Bentley names Porsche boss as new chairman and chief executive

Luxury car maker Bentley has named a top executive at Porsche as its new chairman and chief executive.

Frank-Steffen Walliser will take on the roles at the Crewe-headquartered manufacturer on July 1.

Walliser has been vice president, complete vehicle architecture and characteristics, at Porsche since September 2022, having first joined more than 25 years ago.

He will succeed Adrian Hallmark who left Bentley in March ahead of becoming Aston Martin’s new chief executive later this year.

New boss outlines ‘major task’ facing Bentley

Walliser said: “I am approaching this job with great respect and looking forward to having a team in Crewe that has shown impressive performance over the last few years.

“The continuing transformation of the automotive industry will be a major task for Bentley as well, a task that I am happy to take on with the team.

“I am convinced Bentley will continue to set standards in the luxury segment in the future.”

Bentley has been part of Volkswagen AG since 1998 and of the Audi Group since January 2022.

The announcement of Mr Hallmark’s departure came after Bentley’s profit fell last year as a slowdown in the global economy impacted the luxury car market.

The business reported a 17 per cent decrease in operating profit to €589m (£502.9m). Revenue also dipped around 13 per cent to €2.9bn (£2.4bn).

Some 13,560 of the company’s stately vehicles were delivered in 2023, 11 per cent lower than the prior year but still marking the third-highest total in its history.
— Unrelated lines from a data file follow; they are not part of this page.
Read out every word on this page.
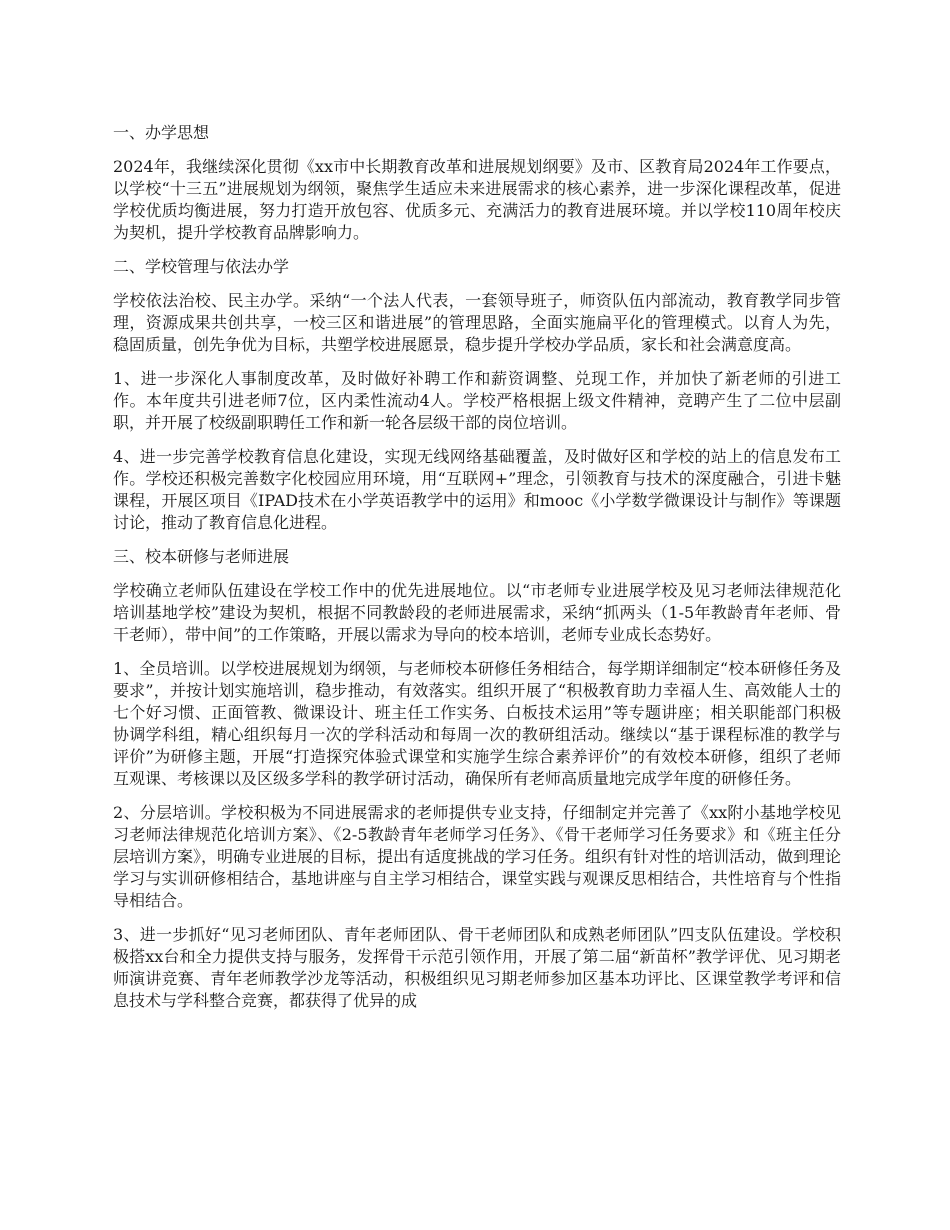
一、办学思想

2024年，我继续深化贯彻《xx市中长期教育改革和进展规划纲要》及市、区教育局2024年工作要点，以学校“十三五”进展规划为纲领，聚焦学生适应未来进展需求的核心素养，进一步深化课程改革，促进学校优质均衡进展，努力打造开放包容、优质多元、充满活力的教育进展环境。并以学校110周年校庆为契机，提升学校教育品牌影响力。

二、学校管理与依法办学

学校依法治校、民主办学。采纳“一个法人代表，一套领导班子，师资队伍内部流动，教育教学同步管理，资源成果共创共享，一校三区和谐进展”的管理思路，全面实施扁平化的管理模式。以育人为先，稳固质量，创先争优为目标，共塑学校进展愿景，稳步提升学校办学品质，家长和社会满意度高。

1、进一步深化人事制度改革，及时做好补聘工作和薪资调整、兑现工作，并加快了新老师的引进工作。本年度共引进老师7位，区内柔性流动4人。学校严格根据上级文件精神，竞聘产生了二位中层副职，并开展了校级副职聘任工作和新一轮各层级干部的岗位培训。

4、进一步完善学校教育信息化建设，实现无线网络基础覆盖，及时做好区和学校的站上的信息发布工作。学校还积极完善数字化校园应用环境，用“互联网+”理念，引领教育与技术的深度融合，引进卡魅课程，开展区项目《IPAD技术在小学英语教学中的运用》和mooc《小学数学微课设计与制作》等课题讨论，推动了教育信息化进程。

三、校本研修与老师进展

学校确立老师队伍建设在学校工作中的优先进展地位。以“市老师专业进展学校及见习老师法律规范化培训基地学校”建设为契机，根据不同教龄段的老师进展需求，采纳“抓两头（1-5年教龄青年老师、骨干老师），带中间”的工作策略，开展以需求为导向的校本培训，老师专业成长态势好。

1、全员培训。以学校进展规划为纲领，与老师校本研修任务相结合，每学期详细制定“校本研修任务及要求”，并按计划实施培训，稳步推动，有效落实。组织开展了“积极教育助力幸福人生、高效能人士的七个好习惯、正面管教、微课设计、班主任工作实务、白板技术运用”等专题讲座；相关职能部门积极协调学科组，精心组织每月一次的学科活动和每周一次的教研组活动。继续以“基于课程标准的教学与评价”为研修主题，开展“打造探究体验式课堂和实施学生综合素养评价”的有效校本研修，组织了老师互观课、考核课以及区级多学科的教学研讨活动，确保所有老师高质量地完成学年度的研修任务。

2、分层培训。学校积极为不同进展需求的老师提供专业支持，仔细制定并完善了《xx附小基地学校见习老师法律规范化培训方案》、《2-5教龄青年老师学习任务》、《骨干老师学习任务要求》和《班主任分层培训方案》，明确专业进展的目标，提出有适度挑战的学习任务。组织有针对性的培训活动，做到理论学习与实训研修相结合，基地讲座与自主学习相结合，课堂实践与观课反思相结合，共性培育与个性指导相结合。

3、进一步抓好“见习老师团队、青年老师团队、骨干老师团队和成熟老师团队”四支队伍建设。学校积极搭xx台和全力提供支持与服务，发挥骨干示范引领作用，开展了第二届“新苗杯”教学评优、见习期老师演讲竞赛、青年老师教学沙龙等活动，积极组织见习期老师参加区基本功评比、区课堂教学考评和信息技术与学科整合竞赛，都获得了优异的成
Audi chairman Gernot Döllner added: “In Frank-Steffen Walliser, Bentley is getting an experienced engineer with distinct product and technology expertise and entrepreneurial experience who brought brand-defining models to the streets at Porsche, including the Porsche 918 Spyder.

“On Bentley’s ongoing path toward becoming the leading provider in the luxury segment, Frank-Steffen Walliser’s many years of experience and knowledge of the luxury segment will be invaluable.”